Final answer:
To find the mean and standard deviation of a probability distribution, calculate the expected value by multiplying each outcome by its probability and summing them up. Then calculate the variance by taking the square of the difference between each outcome and the expected value, multiply it by its probability, and sum them up. Finally, the standard deviation is the square root of the variance.
Step-by-step explanation:
To find the mean and standard deviation of the probability distribution, we need to first calculate the expected value and variance. The expected value, or mean, is found by multiplying each possible outcome by its corresponding probability and summing them up. The variance is found by taking the square of the difference between each possible outcome and the expected value, multiplying it by its corresponding probability, and summing them up. Finally, the standard deviation is the square root of the variance.

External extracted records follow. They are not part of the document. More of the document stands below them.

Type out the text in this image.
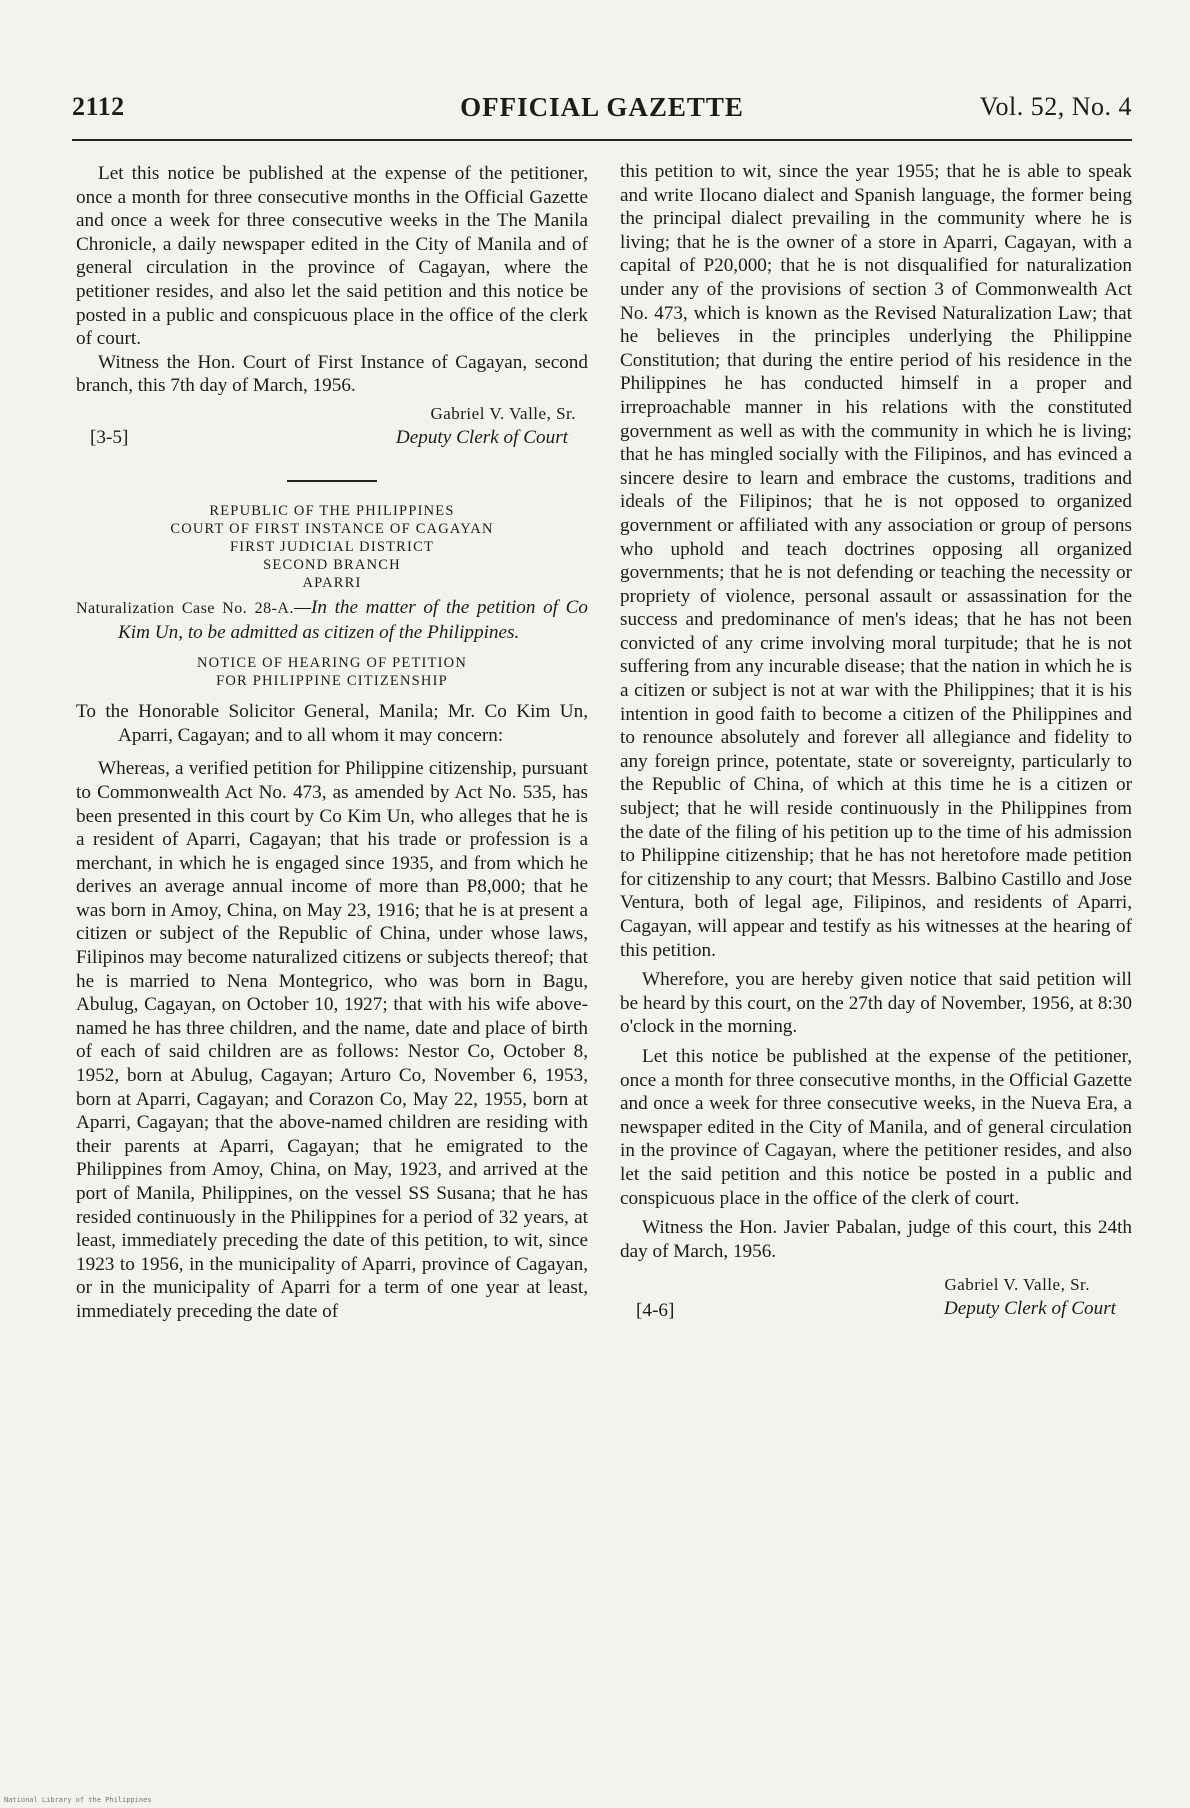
2112	OFFICIAL GAZETTE	Vol. 52, No. 4

Let this notice be published at the expense of the petitioner, once a month for three consecutive months in the Official Gazette and once a week for three consecutive weeks in the The Manila Chronicle, a daily newspaper edited in the City of Manila and of general circulation in the province of Cagayan, where the petitioner resides, and also let the said petition and this notice be posted in a public and conspicuous place in the office of the clerk of court.

Witness the Hon. Court of First Instance of Cagayan, second branch, this 7th day of March, 1956.

Gabriel V. Valle, Sr.
[3-5]	Deputy Clerk of Court
REPUBLIC OF THE PHILIPPINES
COURT OF FIRST INSTANCE OF CAGAYAN
FIRST JUDICIAL DISTRICT
SECOND BRANCH
APARRI

Naturalization Case No. 28-A.—In the matter of the petition of Co Kim Un, to be admitted as citizen of the Philippines.

NOTICE OF HEARING OF PETITION
FOR PHILIPPINE CITIZENSHIP

To the Honorable Solicitor General, Manila; Mr. Co Kim Un, Aparri, Cagayan; and to all whom it may concern:

Whereas, a verified petition for Philippine citizenship, pursuant to Commonwealth Act No. 473, as amended by Act No. 535, has been presented in this court by Co Kim Un, who alleges that he is a resident of Aparri, Cagayan; that his trade or profession is a merchant, in which he is engaged since 1935, and from which he derives an average annual income of more than P8,000; that he was born in Amoy, China, on May 23, 1916; that he is at present a citizen or subject of the Republic of China, under whose laws, Filipinos may become naturalized citizens or subjects thereof; that he is married to Nena Montegrico, who was born in Bagu, Abulug, Cagayan, on October 10, 1927; that with his wife above-named he has three children, and the name, date and place of birth of each of said children are as follows: Nestor Co, October 8, 1952, born at Abulug, Cagayan; Arturo Co, November 6, 1953, born at Aparri, Cagayan; and Corazon Co, May 22, 1955, born at Aparri, Cagayan; that the above-named children are residing with their parents at Aparri, Cagayan; that he emigrated to the Philippines from Amoy, China, on May, 1923, and arrived at the port of Manila, Philippines, on the vessel SS Susana; that he has resided continuously in the Philippines for a period of 32 years, at least, immediately preceding the date of this petition, to wit, since 1923 to 1956, in the municipality of Aparri, province of Cagayan, or in the municipality of Aparri for a term of one year at least, immediately preceding the date of

this petition to wit, since the year 1955; that he is able to speak and write Ilocano dialect and Spanish language, the former being the principal dialect prevailing in the community where he is living; that he is the owner of a store in Aparri, Cagayan, with a capital of P20,000; that he is not disqualified for naturalization under any of the provisions of section 3 of Commonwealth Act No. 473, which is known as the Revised Naturalization Law; that he believes in the principles underlying the Philippine Constitution; that during the entire period of his residence in the Philippines he has conducted himself in a proper and irreproachable manner in his relations with the constituted government as well as with the community in which he is living; that he has mingled socially with the Filipinos, and has evinced a sincere desire to learn and embrace the customs, traditions and ideals of the Filipinos; that he is not opposed to organized government or affiliated with any association or group of persons who uphold and teach doctrines opposing all organized governments; that he is not defending or teaching the necessity or propriety of violence, personal assault or assassination for the success and predominance of men's ideas; that he has not been convicted of any crime involving moral turpitude; that he is not suffering from any incurable disease; that the nation in which he is a citizen or subject is not at war with the Philippines; that it is his intention in good faith to become a citizen of the Philippines and to renounce absolutely and forever all allegiance and fidelity to any foreign prince, potentate, state or sovereignty, particularly to the Republic of China, of which at this time he is a citizen or subject; that he will reside continuously in the Philippines from the date of the filing of his petition up to the time of his admission to Philippine citizenship; that he has not heretofore made petition for citizenship to any court; that Messrs. Balbino Castillo and Jose Ventura, both of legal age, Filipinos, and residents of Aparri, Cagayan, will appear and testify as his witnesses at the hearing of this petition.

Wherefore, you are hereby given notice that said petition will be heard by this court, on the 27th day of November, 1956, at 8:30 o'clock in the morning.

Let this notice be published at the expense of the petitioner, once a month for three consecutive months, in the Official Gazette and once a week for three consecutive weeks, in the Nueva Era, a newspaper edited in the City of Manila, and of general circulation in the province of Cagayan, where the petitioner resides, and also let the said petition and this notice be posted in a public and conspicuous place in the office of the clerk of court.

Witness the Hon. Javier Pabalan, judge of this court, this 24th day of March, 1956.

Gabriel V. Valle, Sr.
[4-6]	Deputy Clerk of Court
National Library of the Philippines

For example, if we have the following probability distribution for the number of pairs of shoes a student owns:
X: 0 1 2 3
P(X): 0.2 0.3 0.4 0.1
We can calculate the mean as follows:
Expected value = (0 * 0.2) + (1 * 0.3) + (2 * 0.4) + (3 * 0.1) = 0 + 0.3 + 0.8 + 0.3 = 1.4
And we can calculate the variance as follows:
Variance = ((0 - 1.4)^2 * 0.2) + ((1 - 1.4)^2 * 0.3) + ((2 - 1.4)^2 * 0.4) + ((3 - 1.4)^2 * 0.1) = (1.4)^2 * 0.2 + (-0.4)^2 * 0.3 + (0.6)^2 * 0.4 + (1.6)^2 * 0.1 = 0.56 + 0.12 + 0.36 + 0.26 = 1.3
Finally, the standard deviation is the square root of the variance, which is sqrt(1.3) = 1.14.